Nick Offerman is a fan of National Parks. We all should be, really, because they’re wonderful places that are shining examples of the nation’s natural beauty. They’re not great money-makers, though, and under Trump’s Big Beautiful Bill, they’re being decimated. Which is why Offerman, star of Parks and Rec and one absolutely astounding performance in The Last of Us, sat down on The Daily Show to sound the alarm.

“Our beautiful National Parks were the brainchild of Theodore Roosevelt — Teddy, if you’re nasty — and environmentalist John Muir, who you may recognize as the old man in Home Alone,” he deadpanned. “America’s National Parks, as the kids say, slay.”

The so-called Big Beautiful Bill is decidedly bad for the National Parks. Budgets and staff are being axed. The National Park Service (NPS), the U.S. Forest Service (USFS), the Bureau of Land Management (BLM), and the U.S. Fish and Wildlife Service (FWS) are being decimated.

According to American Progress, “the proposed budget includes a nearly $4 billion cut to national parks, national forests, wildlife refuges, wilderness and recreation areas, and more.”

Offerman went on to criticize Trump for his plans to cut National Park budgets by $267 million, while increasing admission for foreign visitors.

“Let me get this straight, Mr. President,” Offerman said. “You cut $267 million to get back $90 million. Now, I’m no mathematician, but I believe that’s called shitting the bed.
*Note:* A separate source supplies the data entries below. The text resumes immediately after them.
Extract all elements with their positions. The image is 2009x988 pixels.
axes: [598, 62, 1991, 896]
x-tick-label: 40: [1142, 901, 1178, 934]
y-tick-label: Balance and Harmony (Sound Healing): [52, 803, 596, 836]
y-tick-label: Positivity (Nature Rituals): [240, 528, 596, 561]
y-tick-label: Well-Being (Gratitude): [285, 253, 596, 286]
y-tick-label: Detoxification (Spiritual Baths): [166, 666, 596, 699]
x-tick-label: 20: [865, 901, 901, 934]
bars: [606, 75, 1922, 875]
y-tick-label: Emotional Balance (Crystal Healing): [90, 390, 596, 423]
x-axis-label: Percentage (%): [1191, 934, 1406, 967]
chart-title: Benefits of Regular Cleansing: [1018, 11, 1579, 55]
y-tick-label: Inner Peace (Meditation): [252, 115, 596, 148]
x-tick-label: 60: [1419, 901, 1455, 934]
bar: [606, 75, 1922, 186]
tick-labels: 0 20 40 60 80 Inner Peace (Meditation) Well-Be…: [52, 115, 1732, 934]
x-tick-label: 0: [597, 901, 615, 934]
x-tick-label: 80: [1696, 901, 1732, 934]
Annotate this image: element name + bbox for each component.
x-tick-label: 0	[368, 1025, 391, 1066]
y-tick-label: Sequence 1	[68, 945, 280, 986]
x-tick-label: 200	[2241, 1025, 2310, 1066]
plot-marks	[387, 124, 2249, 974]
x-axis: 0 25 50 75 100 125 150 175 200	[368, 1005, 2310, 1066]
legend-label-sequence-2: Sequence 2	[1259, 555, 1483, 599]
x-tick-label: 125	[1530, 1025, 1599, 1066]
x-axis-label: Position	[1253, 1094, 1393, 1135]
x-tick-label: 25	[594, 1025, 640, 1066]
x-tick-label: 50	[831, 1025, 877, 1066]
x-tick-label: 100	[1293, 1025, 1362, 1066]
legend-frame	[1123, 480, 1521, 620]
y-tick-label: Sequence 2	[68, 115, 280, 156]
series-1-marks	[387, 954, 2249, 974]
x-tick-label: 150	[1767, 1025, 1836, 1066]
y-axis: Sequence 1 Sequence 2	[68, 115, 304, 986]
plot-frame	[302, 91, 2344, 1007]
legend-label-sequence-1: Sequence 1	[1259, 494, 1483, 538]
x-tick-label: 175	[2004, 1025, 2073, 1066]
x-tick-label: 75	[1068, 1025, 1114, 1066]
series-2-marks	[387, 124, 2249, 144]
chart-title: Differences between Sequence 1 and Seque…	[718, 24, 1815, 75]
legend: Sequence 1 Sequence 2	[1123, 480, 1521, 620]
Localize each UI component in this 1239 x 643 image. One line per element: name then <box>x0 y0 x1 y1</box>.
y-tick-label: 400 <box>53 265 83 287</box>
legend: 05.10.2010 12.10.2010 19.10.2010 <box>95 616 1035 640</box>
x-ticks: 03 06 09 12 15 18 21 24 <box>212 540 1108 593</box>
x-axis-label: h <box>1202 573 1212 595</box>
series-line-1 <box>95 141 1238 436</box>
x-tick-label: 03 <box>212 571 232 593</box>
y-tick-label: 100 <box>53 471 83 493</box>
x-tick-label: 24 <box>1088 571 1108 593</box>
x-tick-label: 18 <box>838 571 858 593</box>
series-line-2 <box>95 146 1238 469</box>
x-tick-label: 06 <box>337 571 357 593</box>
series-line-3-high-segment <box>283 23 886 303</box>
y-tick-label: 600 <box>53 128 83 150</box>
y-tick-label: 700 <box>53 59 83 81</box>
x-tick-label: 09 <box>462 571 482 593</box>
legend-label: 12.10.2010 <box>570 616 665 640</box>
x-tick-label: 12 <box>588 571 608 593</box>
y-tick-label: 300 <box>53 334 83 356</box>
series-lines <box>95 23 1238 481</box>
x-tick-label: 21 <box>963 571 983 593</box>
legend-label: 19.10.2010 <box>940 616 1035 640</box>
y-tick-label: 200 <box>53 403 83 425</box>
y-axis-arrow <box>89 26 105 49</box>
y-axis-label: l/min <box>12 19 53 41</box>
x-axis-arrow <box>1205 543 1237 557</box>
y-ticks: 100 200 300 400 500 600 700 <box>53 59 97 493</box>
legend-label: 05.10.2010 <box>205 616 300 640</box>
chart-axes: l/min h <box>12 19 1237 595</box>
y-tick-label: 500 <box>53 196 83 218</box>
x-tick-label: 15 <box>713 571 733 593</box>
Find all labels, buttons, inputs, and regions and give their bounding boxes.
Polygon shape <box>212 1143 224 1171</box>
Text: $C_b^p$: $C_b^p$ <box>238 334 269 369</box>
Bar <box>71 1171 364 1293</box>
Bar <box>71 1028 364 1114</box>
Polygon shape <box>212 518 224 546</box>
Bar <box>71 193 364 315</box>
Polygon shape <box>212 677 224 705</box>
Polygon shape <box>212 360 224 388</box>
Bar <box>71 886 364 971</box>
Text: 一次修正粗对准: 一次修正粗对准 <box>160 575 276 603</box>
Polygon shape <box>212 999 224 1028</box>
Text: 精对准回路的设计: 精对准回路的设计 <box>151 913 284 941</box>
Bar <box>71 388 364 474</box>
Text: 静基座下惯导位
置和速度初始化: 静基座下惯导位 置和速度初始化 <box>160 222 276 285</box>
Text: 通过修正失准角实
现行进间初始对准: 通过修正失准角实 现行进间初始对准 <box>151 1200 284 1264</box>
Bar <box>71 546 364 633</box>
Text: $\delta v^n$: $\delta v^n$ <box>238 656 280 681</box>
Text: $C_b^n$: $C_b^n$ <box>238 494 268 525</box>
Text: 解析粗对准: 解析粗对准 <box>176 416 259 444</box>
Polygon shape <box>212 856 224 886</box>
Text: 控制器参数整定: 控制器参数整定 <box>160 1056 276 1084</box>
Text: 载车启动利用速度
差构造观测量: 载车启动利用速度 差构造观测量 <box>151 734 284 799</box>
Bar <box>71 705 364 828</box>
But then again, I didn’t go to Wharton Business College.”

He then explained how America’s National Parks are a treasure to everyone, including citizens.

“That is the true miracle of our national parks,” Offerman said. “It is an affordable vacation that everyone can take inside our own borders, whether you’re traveling with your family or abandoning your constituents during a crisis.”

While the mostly-comedic actor presented in a joking manner, the subject matter is a serious one that anyone who loves the outdoors and National Parks in particular should be listening to.